Невыплаты пенсий и социальных пособий в России в 1990-е годы

Поделись знанием:
Перейти к: навигация, поиск

Невыплаты пенсий и социальных пособий в России в 1990-е годы во время проведения экономических реформ стали массовым явлением наряду с невыплатами зарплат. К началу 1997 года задолженность по пенсиям достигла 17 трлн неденоминированных рублей, по выплате пособий на детей — около 10 трлн рублей, пособий по безработице — около 2 трлн рублей[1].

При этом размеры пенсий и детских пособий (даже без учёта их невыплат) не обеспечивали прожиточного минимума. Размер пенсии во второй половине 1997 года — первой половине 1998 года колебался в пределах 75—80 % прожиточного минимума пенсионера[2]. В июле 1999 года с учётом сложившейся дифференциации пенсий минимальная пенсия с компенсацией составила 44 % прожиточного минимума пенсионера. Доктор экономических наук Михаил Дмитриев отмечал, что уровень пенсионного обеспечения не позволял обеспечить «даже физиологический минимум средств к существованию»[2].

Размер детских пособий был привязан к минимальной заработной плате, в большинстве случаев размер детского пособия составлял 70 % минимальной оплаты труда. В июле 1998 года это составляло лишь 13 % от величины прожиточного минимума ребёнка. После экономического кризиса величина общефедерального прожиточного минимума для детей возросла в 2,2 раза, т.о. размер детского пособия сократился до 6 % прожиточного минимума ребёнка[2].

Юристы и правозащитники относили невыплаты к серьёзным нарушениям прав человека. Учёный-правовед Н. И. Матузов отмечал, что многомесячные невыплаты являются «прямым нарушением права человека на жизнь»[3]. В докладе МХГ 1998 года задержки и невыплаты назывались «открытым и вызывающим произволом», «полным беззаконием», «нарушением оговоренных в Конституции РФ прав человека»[4]. Перебои в выплате пенсий переносились тяжелее, чем несвоевременные выплаты зарплат, поскольку у пожилых людей меньше возможностей найти альтернативный источник дохода[5].





Социальное воздействие и протесты

Протесты пенсионеров

По словам социолога Леонида Гордона, пенсионеры и матери не имели организованности, которой располагали трудовые коллективы. Обычно пенсионеры соединялись с соседями и протестовали без заранее намеченного плана, так как «оставаться дома наедине со своими думами, болячками и долгами ещё страшнее». Их протесты преимущественно ограничивались небольшими пикетами и демонстрациями[5].
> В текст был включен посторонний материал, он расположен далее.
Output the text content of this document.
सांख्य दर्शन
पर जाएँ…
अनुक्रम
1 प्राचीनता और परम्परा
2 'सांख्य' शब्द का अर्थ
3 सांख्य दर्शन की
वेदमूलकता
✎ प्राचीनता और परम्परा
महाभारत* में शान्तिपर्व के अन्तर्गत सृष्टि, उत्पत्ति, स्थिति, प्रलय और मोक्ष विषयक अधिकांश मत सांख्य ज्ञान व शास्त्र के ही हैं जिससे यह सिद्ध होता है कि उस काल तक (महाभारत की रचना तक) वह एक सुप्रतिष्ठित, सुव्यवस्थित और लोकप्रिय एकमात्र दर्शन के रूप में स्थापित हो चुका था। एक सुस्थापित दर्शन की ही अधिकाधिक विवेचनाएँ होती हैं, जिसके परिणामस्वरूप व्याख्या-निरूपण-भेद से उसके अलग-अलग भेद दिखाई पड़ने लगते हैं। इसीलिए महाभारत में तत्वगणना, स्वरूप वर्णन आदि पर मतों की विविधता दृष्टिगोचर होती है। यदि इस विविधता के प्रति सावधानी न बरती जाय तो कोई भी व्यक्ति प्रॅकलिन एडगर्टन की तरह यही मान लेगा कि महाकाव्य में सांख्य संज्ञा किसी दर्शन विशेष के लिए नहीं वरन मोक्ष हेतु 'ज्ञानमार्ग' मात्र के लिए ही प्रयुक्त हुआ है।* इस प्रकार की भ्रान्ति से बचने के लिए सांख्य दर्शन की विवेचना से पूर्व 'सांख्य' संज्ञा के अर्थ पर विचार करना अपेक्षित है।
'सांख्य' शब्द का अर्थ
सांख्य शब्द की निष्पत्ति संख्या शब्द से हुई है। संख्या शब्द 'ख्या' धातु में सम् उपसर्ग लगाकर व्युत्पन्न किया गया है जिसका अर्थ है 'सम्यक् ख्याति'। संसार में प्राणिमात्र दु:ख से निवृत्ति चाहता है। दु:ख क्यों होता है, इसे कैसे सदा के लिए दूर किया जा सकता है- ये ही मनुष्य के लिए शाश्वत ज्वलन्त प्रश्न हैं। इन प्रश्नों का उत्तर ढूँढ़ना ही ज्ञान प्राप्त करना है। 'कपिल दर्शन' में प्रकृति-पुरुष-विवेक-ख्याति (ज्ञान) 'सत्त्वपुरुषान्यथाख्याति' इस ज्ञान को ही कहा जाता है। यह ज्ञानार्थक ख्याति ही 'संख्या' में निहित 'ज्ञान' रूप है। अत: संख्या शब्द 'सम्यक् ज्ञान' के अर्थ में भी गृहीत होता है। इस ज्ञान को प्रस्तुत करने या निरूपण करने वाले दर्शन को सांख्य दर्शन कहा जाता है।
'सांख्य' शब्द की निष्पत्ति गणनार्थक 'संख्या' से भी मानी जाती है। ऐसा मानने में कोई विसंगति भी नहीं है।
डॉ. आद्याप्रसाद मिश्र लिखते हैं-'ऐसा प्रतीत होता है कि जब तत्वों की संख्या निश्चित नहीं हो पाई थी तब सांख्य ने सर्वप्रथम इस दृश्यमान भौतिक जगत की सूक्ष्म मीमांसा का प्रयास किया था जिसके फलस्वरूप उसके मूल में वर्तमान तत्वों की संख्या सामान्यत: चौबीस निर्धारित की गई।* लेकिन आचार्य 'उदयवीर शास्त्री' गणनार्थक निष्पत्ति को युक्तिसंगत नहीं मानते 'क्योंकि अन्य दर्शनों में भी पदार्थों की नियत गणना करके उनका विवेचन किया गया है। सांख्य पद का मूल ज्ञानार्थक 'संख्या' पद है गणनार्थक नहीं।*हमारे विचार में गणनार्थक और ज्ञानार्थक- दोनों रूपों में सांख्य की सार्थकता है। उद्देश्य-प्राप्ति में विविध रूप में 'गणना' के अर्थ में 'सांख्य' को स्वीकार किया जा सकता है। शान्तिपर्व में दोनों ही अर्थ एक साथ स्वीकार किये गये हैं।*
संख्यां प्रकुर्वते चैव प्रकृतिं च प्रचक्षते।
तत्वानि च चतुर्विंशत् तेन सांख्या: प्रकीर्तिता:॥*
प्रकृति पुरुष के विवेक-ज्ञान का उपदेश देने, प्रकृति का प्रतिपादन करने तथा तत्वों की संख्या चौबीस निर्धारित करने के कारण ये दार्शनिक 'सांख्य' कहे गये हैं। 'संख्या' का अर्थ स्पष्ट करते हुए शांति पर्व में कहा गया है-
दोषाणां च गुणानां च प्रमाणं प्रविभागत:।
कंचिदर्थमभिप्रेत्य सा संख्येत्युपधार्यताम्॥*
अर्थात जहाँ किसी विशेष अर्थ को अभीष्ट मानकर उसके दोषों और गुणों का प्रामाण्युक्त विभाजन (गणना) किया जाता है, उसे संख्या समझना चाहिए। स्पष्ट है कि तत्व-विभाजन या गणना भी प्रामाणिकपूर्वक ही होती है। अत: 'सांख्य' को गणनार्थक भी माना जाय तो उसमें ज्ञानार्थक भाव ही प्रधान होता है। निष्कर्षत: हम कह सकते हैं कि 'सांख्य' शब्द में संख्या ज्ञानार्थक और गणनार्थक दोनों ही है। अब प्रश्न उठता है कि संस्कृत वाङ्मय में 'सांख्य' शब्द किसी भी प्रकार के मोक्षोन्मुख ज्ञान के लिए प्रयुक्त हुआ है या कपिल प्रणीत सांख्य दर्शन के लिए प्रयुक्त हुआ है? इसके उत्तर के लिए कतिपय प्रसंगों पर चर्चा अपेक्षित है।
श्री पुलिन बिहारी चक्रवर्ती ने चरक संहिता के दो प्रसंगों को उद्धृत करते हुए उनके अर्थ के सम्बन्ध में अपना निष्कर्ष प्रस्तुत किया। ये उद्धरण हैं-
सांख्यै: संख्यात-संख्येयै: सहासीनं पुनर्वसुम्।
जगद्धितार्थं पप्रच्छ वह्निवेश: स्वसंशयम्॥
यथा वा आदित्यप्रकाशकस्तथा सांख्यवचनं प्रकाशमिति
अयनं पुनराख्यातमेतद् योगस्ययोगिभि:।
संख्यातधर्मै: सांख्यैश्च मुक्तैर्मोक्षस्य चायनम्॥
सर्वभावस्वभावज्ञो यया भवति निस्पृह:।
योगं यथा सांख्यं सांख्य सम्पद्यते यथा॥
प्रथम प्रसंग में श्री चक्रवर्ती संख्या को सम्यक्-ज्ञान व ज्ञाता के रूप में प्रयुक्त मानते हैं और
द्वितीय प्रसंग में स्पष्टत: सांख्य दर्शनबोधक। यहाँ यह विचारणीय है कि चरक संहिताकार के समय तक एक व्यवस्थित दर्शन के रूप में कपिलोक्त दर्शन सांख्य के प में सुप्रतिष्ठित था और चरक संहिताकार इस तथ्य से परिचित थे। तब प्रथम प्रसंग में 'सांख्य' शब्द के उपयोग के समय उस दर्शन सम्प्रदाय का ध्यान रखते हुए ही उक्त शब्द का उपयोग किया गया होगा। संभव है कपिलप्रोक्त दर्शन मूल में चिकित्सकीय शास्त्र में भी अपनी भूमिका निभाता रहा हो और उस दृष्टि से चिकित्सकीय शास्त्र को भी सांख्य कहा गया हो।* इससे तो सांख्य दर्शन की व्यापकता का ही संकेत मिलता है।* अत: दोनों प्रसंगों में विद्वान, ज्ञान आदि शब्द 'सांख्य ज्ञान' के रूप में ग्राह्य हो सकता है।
Гордон отмечал, что действия протестующих в состоянии стресса принимали стихийные и неуправляемые формы. Пенсионеры в Твери перекрыли железную дорогу Москва—Петербург; в Кимрах пенсионеры с кольями, арматурой, вилами, угрожая чиновникам, заняли мост через Волгу; в Ростове-на-Дону пенсионеры с криками «не защищаете нас — и вам пощады не будет!» блокировали областной департамент социальной защиты; в Йошкар-Оле пенсионеры бросились на приступ президентского дворца, разбили стекла, однако остановились, не зная, что делать дальше. К крайним случаям нервной напряжённости, связанной с невыплатами, социолог относит самоубийства пенсионеров[5].

Протесты женщин

Как отмечает Гордон, действия матерей, добивающихся получения задержанных детских пособий, иногда становились «невообразимыми, напоминающими массовый психоз». Так, зимой 1998—1999 года в Юрге после многомесячных задержек был объявлен день выплат пособий. Утром к зданию городского отдела соцобеспечения пришли около тысячи матерей. Одна из женщин в ожидании открытия предложила развести костёр: «и словно охваченные общей истерикой сотни женщин с криком бросились ломать деревья и кусты», «уничтожение насаждений превратилось в бессмысленный разгром всего, что попадалось под руку». Силы милиции остановили толпу[5].

Учёный сравнивает опасность стихийных протестов стариков и женщин с силой протестов трудовых коллективов. Несмотря на то, что подавить их бунт не составляло труда, но насилие в отношении них могло вызвать массовую непредсказумую реакцию остального населения. Кроме того, обычно невыплаты пенсий накладывались на невыплаты зарплат, охватывая те же самые регионы. В таких случаях, по словам Гордона, «бессильное отчаяние стариков и матерей может стать запалом для всесокрушающих действий молодой и зрелой части активных работников». Дополнительным угрожающим фактором были массовые невыплаты милиции и армии: так, в августе 1996 года милиция получила только 5 % причитающейся суммы зарплаты[5].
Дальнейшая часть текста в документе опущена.